Web Crawlers are Difficult

In my last post I explained what a web crawler was and some of the basic steps that someone could break up the logic into. I also dived into some of the difficulties I had when building out my own crawler. Granted, some of the difficulties were self-imposed: I was using PHP, had a limited timeframe, and didn't spend enough time thinking about the structure before wading into the code. There were other difficulties, though, that cropped up because of the way the web works, and these issues are the same things that all web crawlers must address.

When I initially built the script I decided to keep all of the logic in one codebase, separting out the processes on runtime. This did allow me to have nice shared abstraction for different sections at the cost of cleaniness, something I would think a bit more about this in the future. The three main functions of a crawler - fetching, parsing, and analyzing - could be broken into three separate codebases, each optimized for that specific function.

Like I mentioned in the last post, fetching the content can take a long time and eat up a lot of bandwidth, especially if you start looking at different resources outside of just plain HTML pages. It's easy to see that Google has poured a lot of attention to this by looking at their webmaster tools, where they place an emphasis on crawler issues and delays. While their systems are very sophisticated, with a single server capable of making numerous requests simultaneously, there is still a pattern that they follow to optimize what they're pulling when based on how often the page changes and what value they give that content. If they can't connect to a resource (404 or other response) then they wasted valuable resources, something that Google does account for warns aginst.

With all the issues involved with fetching new data it only makes sense to cache it locally. Once the crawler had gone through the trouble of reaching out, connecting, and downloading the content, it is easiest just to save that version locally to allow your processing to happen at its pace. How long a page should be cached and what weight should be given to older pages are all factors that the codebase needs to allow variety on. This does open up some interesting opportunities for seeing websites changing over time.

Just based on the fetching and caching that crawlers perform one can make some interesting conclusions on how to work with them better. Downtime is bad (for both crawlers and end users), crawlers should be allowed to choose their own rates, and a single bad update on a site could be cached within their system for a very long time.

Structuring your content is also important. There are a lot of things to keep in mind when building out your content already, just be aware that crawlers are looking for a nicely formatted structure and that easy-to-understand markup can be helpful. By keeping things simple you can help out the crawler a little bit and lower the risk of it misunderstanding your content. There are few hard rules or standards for web developers to follow (mostly best practices and industry standards) but the engineers behind web crawlers are expecting content to follow some sort of general guidelines.

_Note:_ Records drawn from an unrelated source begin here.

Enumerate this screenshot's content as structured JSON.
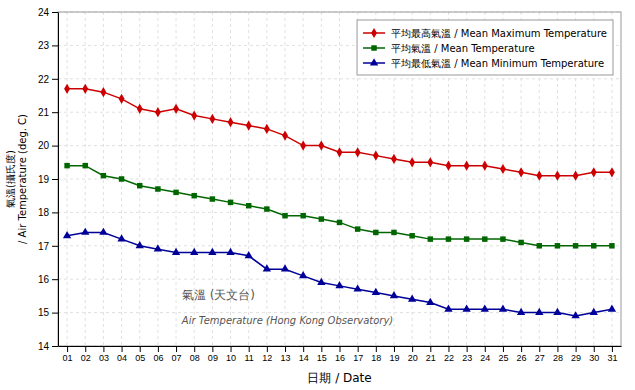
{
  "chart_data": {
    "type": "line",
    "x": [
      1,
      2,
      3,
      4,
      5,
      6,
      7,
      8,
      9,
      10,
      11,
      12,
      13,
      14,
      15,
      16,
      17,
      18,
      19,
      20,
      21,
      22,
      23,
      24,
      25,
      26,
      27,
      28,
      29,
      30,
      31
    ],
    "series": [
      {
        "name": "平均最高氣溫 / Mean Maximum Temperature",
        "color": "#cc0000",
        "marker": "diamond",
        "values": [
          21.7,
          21.7,
          21.6,
          21.4,
          21.1,
          21.0,
          21.1,
          20.9,
          20.8,
          20.7,
          20.6,
          20.5,
          20.3,
          20.0,
          20.0,
          19.8,
          19.8,
          19.7,
          19.6,
          19.5,
          19.5,
          19.4,
          19.4,
          19.4,
          19.3,
          19.2,
          19.1,
          19.1,
          19.1,
          19.2,
          19.2
        ]
      },
      {
        "name": "平均氣溫 / Mean Temperature",
        "color": "#006600",
        "marker": "square",
        "values": [
          19.4,
          19.4,
          19.1,
          19.0,
          18.8,
          18.7,
          18.6,
          18.5,
          18.4,
          18.3,
          18.2,
          18.1,
          17.9,
          17.9,
          17.8,
          17.7,
          17.5,
          17.4,
          17.4,
          17.3,
          17.2,
          17.2,
          17.2,
          17.2,
          17.2,
          17.1,
          17.0,
          17.0,
          17.0,
          17.0,
          17.0
        ]
      },
      {
        "name": "平均最低氣溫 / Mean Minimum Temperature",
        "color": "#000099",
        "marker": "triangle",
        "values": [
          17.3,
          17.4,
          17.4,
          17.2,
          17.0,
          16.9,
          16.8,
          16.8,
          16.8,
          16.8,
          16.7,
          16.3,
          16.3,
          16.1,
          15.9,
          15.8,
          15.7,
          15.6,
          15.5,
          15.4,
          15.3,
          15.1,
          15.1,
          15.1,
          15.1,
          15.0,
          15.0,
          15.0,
          14.9,
          15.0,
          15.1
        ]
      }
    ],
    "xlabel": "日期 / Date",
    "ylabel": "氣溫(攝氏度)\n/ Air Temperature (deg. C)",
    "annotations": [
      "氣溫 (天文台)",
      "Air Temperature (Hong Kong Observatory)"
    ],
    "xlim": [
      0.5,
      31.5
    ],
    "xticks": [
      {
        "value": 1,
        "label": "01"
      },
      {
        "value": 2,
        "label": "02"
      },
      {
        "value": 3,
        "label": "03"
      },
      {
        "value": 4,
        "label": "04"
      },
      {
        "value": 5,
        "label": "05"
      },
      {
        "value": 6,
        "label": "06"
      },
      {
        "value": 7,
        "label": "07"
      },
      {
        "value": 8,
        "label": "08"
      },
      {
        "value": 9,
        "label": "09"
      },
      {
        "value": 10,
        "label": "10"
      },
      {
        "value": 11,
        "label": "11"
      },
      {
        "value": 12,
        "label": "12"
      },
      {
        "value": 13,
        "label": "13"
      },
      {
        "value": 14,
        "label": "14"
      },
      {
        "value": 15,
        "label": "15"
      },
      {
        "value": 16,
        "label": "16"
      },
      {
        "value": 17,
        "label": "17"
      },
      {
        "value": 18,
        "label": "18"
      },
      {
        "value": 19,
        "label": "19"
      },
      {
        "value": 20,
        "label": "20"
      },
      {
        "value": 21,
        "label": "21"
      },
      {
        "value": 22,
        "label": "22"
      },
      {
        "value": 23,
        "label": "23"
      },
      {
        "value": 24,
        "label": "24"
      },
      {
        "value": 25,
        "label": "25"
      },
      {
        "value": 26,
        "label": "26"
      },
      {
        "value": 27,
        "label": "27"
      },
      {
        "value": 28,
        "label": "28"
      },
      {
        "value": 29,
        "label": "29"
      },
      {
        "value": 30,
        "label": "30"
      },
      {
        "value": 31,
        "label": "31"
      }
    ],
    "ylim": [
      14.0,
      24.0
    ],
    "yticks": [
      14,
      15,
      16,
      17,
      18,
      19,
      20,
      21,
      22,
      23,
      24
    ],
    "grid": true,
    "legend": "upper right"
  }
}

One of the most pivotal pieces of functionality with my web crawler involved assigning value to content. I got off easy with being able to run defined rules with variable breakpoints… The title was too long, a duplicate h1 existed, etc. It would be easy to give different websites a score based on them passing or failing these rules. Search engine crawlers have to be much more fickle. They don't exist to run general validation or rules but to connect end users with desired content. After building my crawler I have a much higher respect for the relative value assigned to content and will be keeping a closer eye on what the big players (cough cough Google) see as valuable content. No, I'm not talking about link farming.

I stepped away from this project a long time ago. It was invaluable in helping me understand some of the rudimentary functions of web crawlers and in helping me as a web developer determine some ways of structuring pages and content. The project was also much more complicated than I thought it would be. Sure, the crawler works and will spit out detailed reports for a website, and I constructed to make it easy to add and edit rules with minimal rewriting Still, my first attempt is still bulky and slow. Someday I'd like to circle back, if only to have an internal testing tool for my websites, but for now I'm fine with that letting the beast rest for a few more months.